Jake shrugged. “I didn’t want to worry my little sidekick.”

“Even considering their disadvantage with gravity, they will have blasters out here.”

“It will be a bit more difficult to take them if they resist,” admitted a now smiling Jake.

“You egocentric worm. You self-absorbed cretin. You…you.”

“Jarhead?”

“Don’t you dare put words in my mouth, you Jarhead,” Adrian ranted, waving one hand in Jake’s face, while the other kept her side from moving.

“I think you have some color back in your cheeks now,” Jake pointed out. “I see we have managed to turn this entire thing full circle, back to where the real responsibility lies: me. Somehow I found out about the ion storm, tipped off the pirates, planned the attack on Casserine, sent you to the refuge, secretly knowing you would not go, carried your wounded butt back here after exiling fifteen pirates by blowing up their only way out of here, all for the purpose of having them hunt us down.”

“Exactly,” Adrian nodded.

“Flawless logic, my dear, flawless,” Jake replied, getting back in his chair, and reclining tiredly. He shut his eyes for a moment. Jake felt a cool hand on his arm, and squinted over at Adrian’s smiling face.
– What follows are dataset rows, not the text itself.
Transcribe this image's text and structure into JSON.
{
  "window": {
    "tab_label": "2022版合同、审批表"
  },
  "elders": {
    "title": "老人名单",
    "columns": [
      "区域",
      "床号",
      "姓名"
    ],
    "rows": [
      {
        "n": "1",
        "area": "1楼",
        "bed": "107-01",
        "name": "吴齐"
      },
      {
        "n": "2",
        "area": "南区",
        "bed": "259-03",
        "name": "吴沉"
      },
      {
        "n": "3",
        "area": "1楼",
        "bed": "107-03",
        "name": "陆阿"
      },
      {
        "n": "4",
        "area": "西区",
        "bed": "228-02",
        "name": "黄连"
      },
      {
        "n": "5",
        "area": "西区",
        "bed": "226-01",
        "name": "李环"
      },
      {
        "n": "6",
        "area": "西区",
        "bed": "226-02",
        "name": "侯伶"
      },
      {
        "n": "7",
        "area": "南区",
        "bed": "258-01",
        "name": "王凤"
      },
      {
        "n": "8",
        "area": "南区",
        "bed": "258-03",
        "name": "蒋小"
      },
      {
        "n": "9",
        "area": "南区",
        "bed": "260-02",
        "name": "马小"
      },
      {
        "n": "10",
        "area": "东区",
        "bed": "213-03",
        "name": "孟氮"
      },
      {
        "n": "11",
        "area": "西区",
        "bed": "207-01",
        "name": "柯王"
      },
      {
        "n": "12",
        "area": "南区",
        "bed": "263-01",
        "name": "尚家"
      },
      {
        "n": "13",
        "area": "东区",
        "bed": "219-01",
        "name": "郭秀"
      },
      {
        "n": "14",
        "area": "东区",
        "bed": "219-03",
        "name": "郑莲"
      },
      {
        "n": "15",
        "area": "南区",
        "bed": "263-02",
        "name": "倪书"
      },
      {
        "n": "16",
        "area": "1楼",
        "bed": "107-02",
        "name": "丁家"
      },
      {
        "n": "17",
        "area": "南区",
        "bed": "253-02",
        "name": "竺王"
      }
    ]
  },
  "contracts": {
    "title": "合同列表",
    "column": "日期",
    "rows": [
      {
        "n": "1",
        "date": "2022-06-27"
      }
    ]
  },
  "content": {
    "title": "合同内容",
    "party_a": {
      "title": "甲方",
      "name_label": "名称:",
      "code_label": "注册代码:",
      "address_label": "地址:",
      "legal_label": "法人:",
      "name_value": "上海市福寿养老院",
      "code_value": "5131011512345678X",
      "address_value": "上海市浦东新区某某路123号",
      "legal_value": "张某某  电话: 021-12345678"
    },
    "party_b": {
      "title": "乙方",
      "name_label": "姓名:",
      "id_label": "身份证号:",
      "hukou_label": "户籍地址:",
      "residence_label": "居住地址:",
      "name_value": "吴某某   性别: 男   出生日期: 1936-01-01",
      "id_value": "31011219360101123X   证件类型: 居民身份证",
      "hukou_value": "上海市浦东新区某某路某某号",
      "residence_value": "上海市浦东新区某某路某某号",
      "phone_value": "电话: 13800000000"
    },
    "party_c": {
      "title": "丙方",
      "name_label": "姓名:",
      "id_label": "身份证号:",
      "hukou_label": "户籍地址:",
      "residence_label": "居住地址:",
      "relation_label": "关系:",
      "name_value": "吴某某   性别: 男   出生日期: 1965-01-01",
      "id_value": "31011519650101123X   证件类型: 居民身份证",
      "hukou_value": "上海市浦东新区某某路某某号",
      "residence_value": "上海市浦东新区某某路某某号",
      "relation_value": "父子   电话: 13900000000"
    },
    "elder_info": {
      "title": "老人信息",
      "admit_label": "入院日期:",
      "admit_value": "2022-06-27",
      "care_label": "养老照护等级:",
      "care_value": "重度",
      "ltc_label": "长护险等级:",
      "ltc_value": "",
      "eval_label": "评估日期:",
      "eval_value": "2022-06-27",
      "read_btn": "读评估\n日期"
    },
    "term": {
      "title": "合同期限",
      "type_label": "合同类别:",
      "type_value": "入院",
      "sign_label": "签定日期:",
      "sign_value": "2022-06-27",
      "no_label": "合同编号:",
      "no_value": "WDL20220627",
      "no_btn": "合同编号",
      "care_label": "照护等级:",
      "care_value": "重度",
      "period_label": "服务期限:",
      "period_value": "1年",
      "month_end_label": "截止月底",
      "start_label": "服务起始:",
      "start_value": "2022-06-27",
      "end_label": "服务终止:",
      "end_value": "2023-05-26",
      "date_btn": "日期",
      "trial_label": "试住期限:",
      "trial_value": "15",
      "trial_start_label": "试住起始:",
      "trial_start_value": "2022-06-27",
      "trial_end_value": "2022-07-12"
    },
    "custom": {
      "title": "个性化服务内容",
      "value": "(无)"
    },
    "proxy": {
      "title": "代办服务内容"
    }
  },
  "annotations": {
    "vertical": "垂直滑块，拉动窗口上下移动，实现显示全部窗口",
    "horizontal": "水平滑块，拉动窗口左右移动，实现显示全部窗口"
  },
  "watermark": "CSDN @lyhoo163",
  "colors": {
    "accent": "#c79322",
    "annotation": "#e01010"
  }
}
“You took a nap. I let you sleep for about twenty minutes.”

“Good, I have to go out and retrieve my launcher.”

“Will you get me some more tea before you go?”

“Sure Tonto, how do you feel?”

“Sore.”

“We have something for that if you want,” Jake replied while getting their tea. He stopped long enough to get dressed, and then sat back down next to Adrian, handing her the warmed tea.

“When should we risk another call out?” Adrian asked.

“Not until I go out, get the launcher, and check on the whereabouts of our guests. If they can pinpoint us when we call out, they might come hunting. We will give them a little surprise when they get here.”

“Oh thank you, Jake,” Adrian said laughing a little, as she scrunched her face up and lowered her voice. “What you mean we, white man?”